First I calculated the constant:

$$(\frac{1}{4\pi\epsilon_{0}})^{2} (\frac{zZe^{2}}{2Mv^{2}})^{2}$$

where I had $$2Mv^{2}=4(5.3 MeV)$$, $$z=2, Z=79$$

Then I found n:

$$n=\frac{19.3g}{cm^{3}}\frac{1}{197amu}1 x 10^{-5}cm$$

now's where I have a problem... I'm trying to integrate:

$$2\pi(\frac{sin(\theta)}{sin^{4}(\frac{\theta}{2})})d\theta$$

but I don't know what angles to integrate thru... when I draw a diagram, I get a pretty small angular range and my answer comes out too small.

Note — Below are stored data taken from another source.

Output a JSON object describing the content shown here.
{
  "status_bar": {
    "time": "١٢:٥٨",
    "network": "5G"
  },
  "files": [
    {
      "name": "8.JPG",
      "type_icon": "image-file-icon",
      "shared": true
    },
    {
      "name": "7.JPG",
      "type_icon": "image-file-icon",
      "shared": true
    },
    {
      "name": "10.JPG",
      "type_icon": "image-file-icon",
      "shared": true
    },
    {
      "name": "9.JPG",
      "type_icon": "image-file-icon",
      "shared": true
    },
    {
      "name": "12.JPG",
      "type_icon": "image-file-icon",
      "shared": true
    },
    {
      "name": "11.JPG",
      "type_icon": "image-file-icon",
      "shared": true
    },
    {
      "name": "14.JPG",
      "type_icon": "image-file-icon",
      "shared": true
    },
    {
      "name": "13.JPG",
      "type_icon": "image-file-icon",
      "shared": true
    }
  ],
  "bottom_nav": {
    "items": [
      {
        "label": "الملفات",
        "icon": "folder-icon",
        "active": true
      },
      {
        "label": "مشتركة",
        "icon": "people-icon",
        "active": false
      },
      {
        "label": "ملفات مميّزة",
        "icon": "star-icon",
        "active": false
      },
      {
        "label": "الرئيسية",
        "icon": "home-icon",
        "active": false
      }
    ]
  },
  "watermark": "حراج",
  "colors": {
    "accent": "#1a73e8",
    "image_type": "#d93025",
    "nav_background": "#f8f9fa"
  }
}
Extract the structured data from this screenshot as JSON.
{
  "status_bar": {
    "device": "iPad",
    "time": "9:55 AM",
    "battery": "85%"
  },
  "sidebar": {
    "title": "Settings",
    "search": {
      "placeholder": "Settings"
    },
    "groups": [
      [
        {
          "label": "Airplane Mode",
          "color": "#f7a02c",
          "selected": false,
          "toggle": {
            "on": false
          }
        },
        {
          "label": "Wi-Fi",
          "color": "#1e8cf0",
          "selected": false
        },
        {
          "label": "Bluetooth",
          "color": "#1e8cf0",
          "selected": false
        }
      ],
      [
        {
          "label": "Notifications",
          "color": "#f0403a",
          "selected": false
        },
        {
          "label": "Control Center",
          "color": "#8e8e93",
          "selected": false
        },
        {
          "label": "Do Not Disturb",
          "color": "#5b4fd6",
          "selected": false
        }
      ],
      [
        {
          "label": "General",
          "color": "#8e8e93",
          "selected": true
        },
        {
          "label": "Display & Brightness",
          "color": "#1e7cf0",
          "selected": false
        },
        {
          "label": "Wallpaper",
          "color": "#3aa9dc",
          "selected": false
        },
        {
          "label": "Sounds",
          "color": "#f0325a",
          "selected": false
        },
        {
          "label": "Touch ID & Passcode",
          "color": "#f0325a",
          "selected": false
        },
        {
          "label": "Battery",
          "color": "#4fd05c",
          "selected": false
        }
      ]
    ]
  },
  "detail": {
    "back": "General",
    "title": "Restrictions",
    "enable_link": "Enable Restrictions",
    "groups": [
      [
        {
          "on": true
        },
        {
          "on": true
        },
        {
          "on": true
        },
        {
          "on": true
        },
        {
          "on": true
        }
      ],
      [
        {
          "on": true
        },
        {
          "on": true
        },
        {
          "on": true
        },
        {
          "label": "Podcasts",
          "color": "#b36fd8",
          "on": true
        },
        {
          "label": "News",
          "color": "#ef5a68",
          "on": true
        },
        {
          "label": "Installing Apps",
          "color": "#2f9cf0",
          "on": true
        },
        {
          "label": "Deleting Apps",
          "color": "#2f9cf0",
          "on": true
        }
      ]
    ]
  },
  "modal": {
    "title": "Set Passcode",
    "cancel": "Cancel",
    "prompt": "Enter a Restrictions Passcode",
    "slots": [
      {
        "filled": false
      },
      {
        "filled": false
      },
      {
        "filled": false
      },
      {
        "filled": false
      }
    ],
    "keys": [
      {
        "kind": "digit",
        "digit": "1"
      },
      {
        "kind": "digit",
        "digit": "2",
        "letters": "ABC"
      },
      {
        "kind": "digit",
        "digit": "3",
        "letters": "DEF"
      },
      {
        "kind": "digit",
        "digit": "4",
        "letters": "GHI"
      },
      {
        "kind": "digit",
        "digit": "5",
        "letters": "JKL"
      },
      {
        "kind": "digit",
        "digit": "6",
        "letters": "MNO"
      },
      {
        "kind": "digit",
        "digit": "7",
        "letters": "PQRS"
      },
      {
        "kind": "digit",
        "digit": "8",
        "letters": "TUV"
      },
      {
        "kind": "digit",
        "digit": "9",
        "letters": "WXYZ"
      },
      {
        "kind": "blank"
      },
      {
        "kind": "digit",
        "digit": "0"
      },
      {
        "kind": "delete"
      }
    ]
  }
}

for $$45 degrees = 11.4 counts/sec.$$
and for $$10 degrees = 4020 counts/sec.$$

I could really use some help on seeing how these answers are obtained... thanks!

Last edited:

Haven't looked in detail at your attempt. First, make sure you're using the correct units, and consistently. Usually safest to work in SI units unless an equation specifies to use some non-standard units. Next, your integration region is indeed the small angular width of the detector (10deg-small amount to 10deg+small amount and similarly for 45deg case). For the integration, you can define $\theta'=\theta/2$ and use the trig identity $\sin(2\theta')=2\sin\theta' \cos\theta'$. Then $d\theta=2d\theta'$ and the cosine can be "brought into the differential": $\cos\theta' d\theta'=d \sin\theta'$.